Synthesis, Characterization, Computational Analysis, and Biological Evaluation of a Novel Tetraaza Macrocyclic Amide Ligand and its Metal Complexes as Potential HDAC-I Inhibitors and Anticancer Agents against Skin Melanoma

Abstract

Objectives: This study aimed to synthesize a tetra aza macrocyclic ligand with Co(II), Ni(II), and Zn II) complexes and explore their antimicrobial, antioxidant, HDAC1 inhibitory, and cytotoxic effects.

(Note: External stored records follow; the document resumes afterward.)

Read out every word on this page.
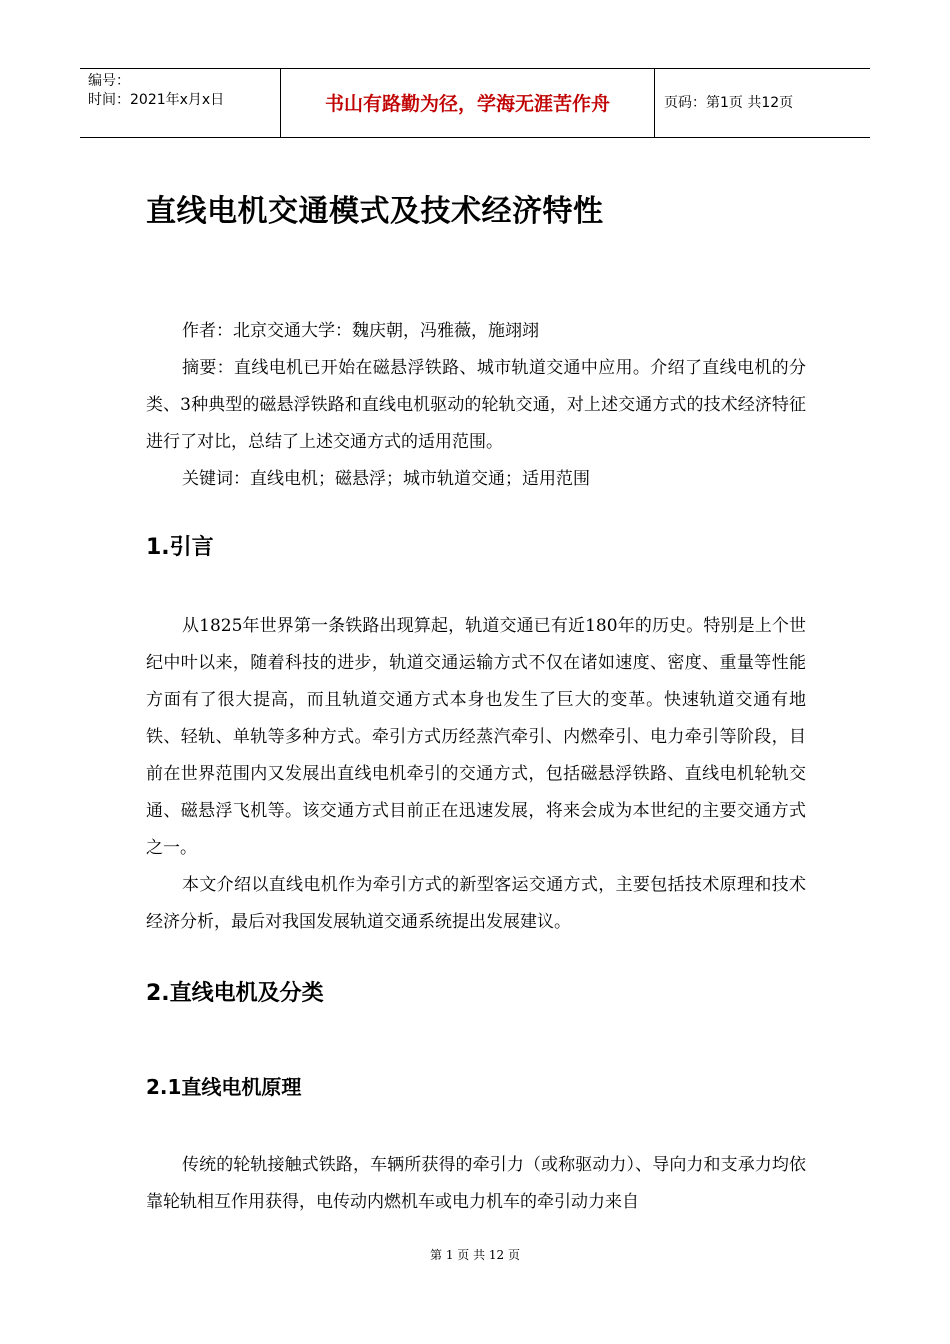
编号：
时间：2021年x月x日	书山有路勤为径，学海无涯苦作舟	页码：第1页 共12页
直线电机交通模式及技术经济特性

作者：北京交通大学：魏庆朝，冯雅薇，施翊翊

摘要：直线电机已开始在磁悬浮铁路、城市轨道交通中应用。介绍了直线电机的分类、3种典型的磁悬浮铁路和直线电机驱动的轮轨交通，对上述交通方式的技术经济特征进行了对比，总结了上述交通方式的适用范围。

关键词：直线电机；磁悬浮；城市轨道交通；适用范围

1.引言

从1825年世界第一条铁路出现算起，轨道交通已有近180年的历史。特别是上个世纪中叶以来，随着科技的进步，轨道交通运输方式不仅在诸如速度、密度、重量等性能方面有了很大提高，而且轨道交通方式本身也发生了巨大的变革。快速轨道交通有地铁、轻轨、单轨等多种方式。牵引方式历经蒸汽牵引、内燃牵引、电力牵引等阶段，目前在世界范围内又发展出直线电机牵引的交通方式，包括磁悬浮铁路、直线电机轮轨交通、磁悬浮飞机等。该交通方式目前正在迅速发展，将来会成为本世纪的主要交通方式之一。

本文介绍以直线电机作为牵引方式的新型客运交通方式，主要包括技术原理和技术经济分析，最后对我国发展轨道交通系统提出发展建议。

2.直线电机及分类
2.1直线电机原理

传统的轮轨接触式铁路，车辆所获得的牵引力（或称驱动力）、导向力和支承力均依靠轮轨相互作用获得，电传动内燃机车或电力机车的牵引动力来自

第 1 页 共 12 页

Methods: The reaction between diethyl oxalate and o-phenylenediamine produced a tetra aza macrocyclic amide ligand. Its complexes of cobalt (II), nickel (II), and zinc(II) were subsequently prepared by a template synthesis method. Structural confirmation of the ligand and complexes was achieved using elemental analysis, IR, UV–Vis spectroscopy, and molar conductivity measurements.
Findings: The cobalt (II) complex displayed distinctive properties and notable reactivity, highlighted by its broad-spectrum antimicrobial activity and strong binding interactions in molecular docking studies, suggesting promising HDAC1 inhibitory potential. Its high softness indicates increased chemical reactivity, favoring its application in catalysis and charge-transfer processes. In contrast, the zinc (II) complex demonstrated superior cytotoxic activity against A375 melanoma cells. It exhibited antioxidant capacity, positioning it as a strong candidate for therapeutic applications targeting oxidative stress-related conditions.
Novelty: A dual analysis against melanoma cells and HDAC1, using doxorubicin and SAHA as standards, integrates DFT, docking, SwissADME, and ADMET-SAR for a comprehensive therapeutic evaluation.